Une réflexion que reprendrait aisément mot pour mot Martine Delvaux.
— La grande qualité des femmes et des féministes, c’est de ne pas avoir peur de répéter ce qui a pourtant déjà été dit mille fois. Même si, dès qu’on ouvre la bouche, on se fait attaquer, depuis tout le temps. J’ai vieilli, laisse-t-elle tomber, et je n’ai plus vraiment envie d’être dans l’espace public, car c’est très exigeant.
— Pourquoi alors avoir accepté la rencontre ?
— Peut-être parce que j’espérais pouvoir parler avec quelqu’un qui avait lu mes livres. Souvent, ce n’est pas le cas.
Elle ajoute : « Ceux qui ne m’aiment pas ne m’ont pas lue. »

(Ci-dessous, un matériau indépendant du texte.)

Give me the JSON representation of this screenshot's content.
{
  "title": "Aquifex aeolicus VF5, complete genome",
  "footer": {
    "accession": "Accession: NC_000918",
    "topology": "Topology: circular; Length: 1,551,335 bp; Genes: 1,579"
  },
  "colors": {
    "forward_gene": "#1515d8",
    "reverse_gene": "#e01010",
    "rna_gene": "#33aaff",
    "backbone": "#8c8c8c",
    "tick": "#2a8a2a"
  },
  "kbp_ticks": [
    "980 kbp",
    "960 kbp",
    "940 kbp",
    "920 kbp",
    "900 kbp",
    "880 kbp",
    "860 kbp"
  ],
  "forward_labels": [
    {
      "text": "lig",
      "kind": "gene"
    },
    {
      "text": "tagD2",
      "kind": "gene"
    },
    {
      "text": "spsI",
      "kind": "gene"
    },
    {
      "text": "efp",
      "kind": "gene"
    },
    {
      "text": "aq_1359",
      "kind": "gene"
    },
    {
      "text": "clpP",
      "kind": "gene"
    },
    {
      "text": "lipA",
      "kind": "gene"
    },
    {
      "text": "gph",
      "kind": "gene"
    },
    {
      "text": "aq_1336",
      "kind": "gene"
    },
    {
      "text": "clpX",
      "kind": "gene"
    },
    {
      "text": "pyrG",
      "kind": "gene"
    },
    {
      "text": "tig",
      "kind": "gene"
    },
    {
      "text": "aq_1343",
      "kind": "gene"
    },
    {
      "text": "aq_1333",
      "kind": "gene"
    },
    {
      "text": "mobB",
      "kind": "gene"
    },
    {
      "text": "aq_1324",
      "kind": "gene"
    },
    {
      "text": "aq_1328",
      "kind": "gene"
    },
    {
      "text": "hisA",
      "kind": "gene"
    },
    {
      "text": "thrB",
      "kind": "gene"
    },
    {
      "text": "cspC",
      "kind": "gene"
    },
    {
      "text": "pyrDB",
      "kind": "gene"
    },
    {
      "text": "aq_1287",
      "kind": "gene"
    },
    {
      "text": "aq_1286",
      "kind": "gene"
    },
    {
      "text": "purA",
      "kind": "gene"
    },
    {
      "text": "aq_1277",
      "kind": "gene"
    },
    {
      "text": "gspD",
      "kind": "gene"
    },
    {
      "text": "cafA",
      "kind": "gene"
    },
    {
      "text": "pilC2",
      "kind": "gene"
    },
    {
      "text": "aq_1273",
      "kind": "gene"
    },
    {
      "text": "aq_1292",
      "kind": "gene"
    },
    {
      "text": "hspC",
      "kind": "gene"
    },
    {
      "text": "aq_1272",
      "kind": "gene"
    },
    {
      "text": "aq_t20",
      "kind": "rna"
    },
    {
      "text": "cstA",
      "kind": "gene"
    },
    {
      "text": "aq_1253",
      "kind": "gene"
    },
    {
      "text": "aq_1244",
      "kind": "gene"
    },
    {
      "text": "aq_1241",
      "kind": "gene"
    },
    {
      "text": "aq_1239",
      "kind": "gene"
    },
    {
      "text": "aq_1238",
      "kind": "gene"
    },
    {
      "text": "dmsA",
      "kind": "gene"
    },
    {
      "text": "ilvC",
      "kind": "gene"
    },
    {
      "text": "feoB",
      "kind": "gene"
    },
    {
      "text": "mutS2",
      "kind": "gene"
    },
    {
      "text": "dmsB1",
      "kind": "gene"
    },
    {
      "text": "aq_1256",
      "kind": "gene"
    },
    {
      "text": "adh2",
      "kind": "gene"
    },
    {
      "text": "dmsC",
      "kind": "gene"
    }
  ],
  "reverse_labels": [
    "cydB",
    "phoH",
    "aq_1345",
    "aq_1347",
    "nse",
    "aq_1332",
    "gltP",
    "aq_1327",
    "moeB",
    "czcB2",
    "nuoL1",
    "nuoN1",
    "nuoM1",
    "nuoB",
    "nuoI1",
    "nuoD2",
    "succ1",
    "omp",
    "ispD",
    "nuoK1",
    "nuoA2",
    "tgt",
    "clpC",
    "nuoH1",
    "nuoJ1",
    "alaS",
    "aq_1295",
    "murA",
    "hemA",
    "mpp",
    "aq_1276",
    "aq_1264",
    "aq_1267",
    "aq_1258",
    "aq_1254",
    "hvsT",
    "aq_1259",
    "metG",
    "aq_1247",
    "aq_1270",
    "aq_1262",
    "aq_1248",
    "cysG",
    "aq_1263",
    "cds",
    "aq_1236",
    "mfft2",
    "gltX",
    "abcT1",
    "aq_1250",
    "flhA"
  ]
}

Tant pis pour eux — et pour elles, car il y en a aussi. Lire Martine Delvaux, c’est constater qu’elle n’est pas antihommes, comme le crient si fort certains chroniqueurs et une certaine chroniqueuse. « Je ne suis pas convaincue qu’au lieu d’un groupe d’hommes assis autour d’une forme ou une autre de pouvoir, on gagne quelque chose à imaginer un groupe de femmes », écrit-elle à la fin du Boys club. « Des hommes, dit-elle en savourant son espresso, j’en ai plein autour de moi. Je vis avec un depuis 10 ans. Le problème, c’est le système dans lequel on vit. Et la grande incapacité de beaucoup d’hommes de reconnaître ce système. »
La lire n’est pas une corvée, car l’essayiste hyper-documentée est également une romancière très douée… qui n’a aucune imagination. Elle l’avoue d’emblée dans son premier roman, C’est quand le bonheur ? La narratrice de cette « biographie d’une amitié » avec un homme qui aurait pu devenir le sien, sauf qu’il « était déjà celui d’une autre », a des airs familiers…
— La narratrice, c’est vous ?
— Oui. Je peux maquiller les faits, mais je n’invente rien. Ce sont des autofictions.
Elle se dit « timide et réservée », et ce midi, c’est l’évidence. C’en est même intimidant. Cependant, une autre Martine Delvaux se dévoile entre deux couvertures. Lettre à un être follement aimé et qui l’a froidement quittée, Les cascadeurs de l’amour n’ont pas droit au doublage a été rédigé le cœur en lambeaux dans les rues de Rome.
— Vous êtes une personne très passionnée…
— Je l’ai été cette fois-là. Dans ce livre, j’ai fait une transposition : j’y parle d’un homme et, en réalité, c’était une femme.
— OK.
— Quand j’ai rencontré la femme de qui j’ai été éperdument amoureuse, jamais je ne me suis questionnée. Il n’y a jamais eu pour moi d’interdiction en ce sens. Ç’a été : ben oui.
Lire ses romans, c’est la voir écouter en boucle Beyoncé, Rihanna et les chansons d’amour de Dalida. C’est l’imaginer fillette, fascinée par les « drôles de dames », Farrah Fawcett surtout. C’est comprendre la relation viscérale entre elle et Thelma et Louise. Un film si important qu’il y a, dans sa vie, un avant et un après. Même le réalisateur, surnommé Mr. Macho par son propre agent, trouve grâce à ses yeux. « Chez nous, je dis que Ridley Scott, c’est mon boy, je l’aime. » C’est apprendre, dans Blanc dehors, qu’elle n’a pas connu son père biologique : « Je sais seulement qu’il est parti il y a longtemps, avant que je naisse, qu’il est parti parce que bientôt j’allais être là… »
C’est l’entendre parler à sa fille de 14 ans, qui en a maintenant 20, dans Le monde est à toi, traduit dans la langue de Frida et recommandé dans le Vogue espagnol : « Tu sais quelle mère tu as, féministe, qui ne lâche pas le morceau. »
C’est une promesse. Et une mise en garde.
Cet article a été publié dans le numéro de décembre 2022 de L’actualité.